Did you hear any stories about the places? There is a lot of folklore about basically every spot.

During one venture into a lava tube cave the tour told us that these were believed to be home of trolls and elves.

Although it was summer when I visited, someone once told me deep into winter when the days are extremely dark is when you’ll find elves dancing in the Northern lights.

I couldn’t believe there was even an elf school in Reykjavik! (editor: we don’t really believe in elves but they sure make for good stories)

A question we almost always ask: What advice would you have to people coming to Iceland for the first time?

Hire a car and don’t plan too much in advance. I loved the atmosphere in Reykjavik, and stayed in hands down what’s my favorite hostel of all time (KEX). But my best days there were the ones where my roommates and I would decide to rent a car and drive. We would google a place, get a car and ask the hostel reception for directions. There’s a certain level of planning you can. But believe me, day to day you’ll meet someone new who’ll recommend a new destionatin. It will happen again, and again. You will find yourself having to move things around wishing you hadn’t made any commitments.

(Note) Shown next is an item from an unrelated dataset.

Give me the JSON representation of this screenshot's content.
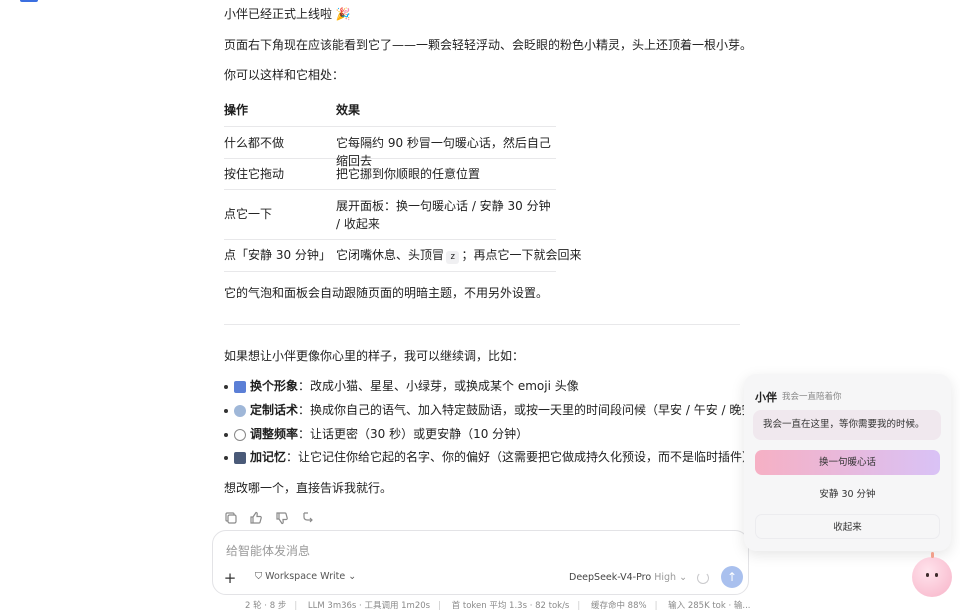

One other piece of advice is to be ready to continuously stop along the way. You’ll pass waterfalls, see beautiful horses in the distance that you’ll want to get closer to. Stop again to take in an amazing view over a cliff. If you’re travelling in summer like I did, you’ll park up and enjoy the midnight sun. The landscape is so diverse. We’d go walking at all hours in search of views and were never left disappointed. I’m not the most patient person in the world. But I had all the time in the world for the Icelandic landscape.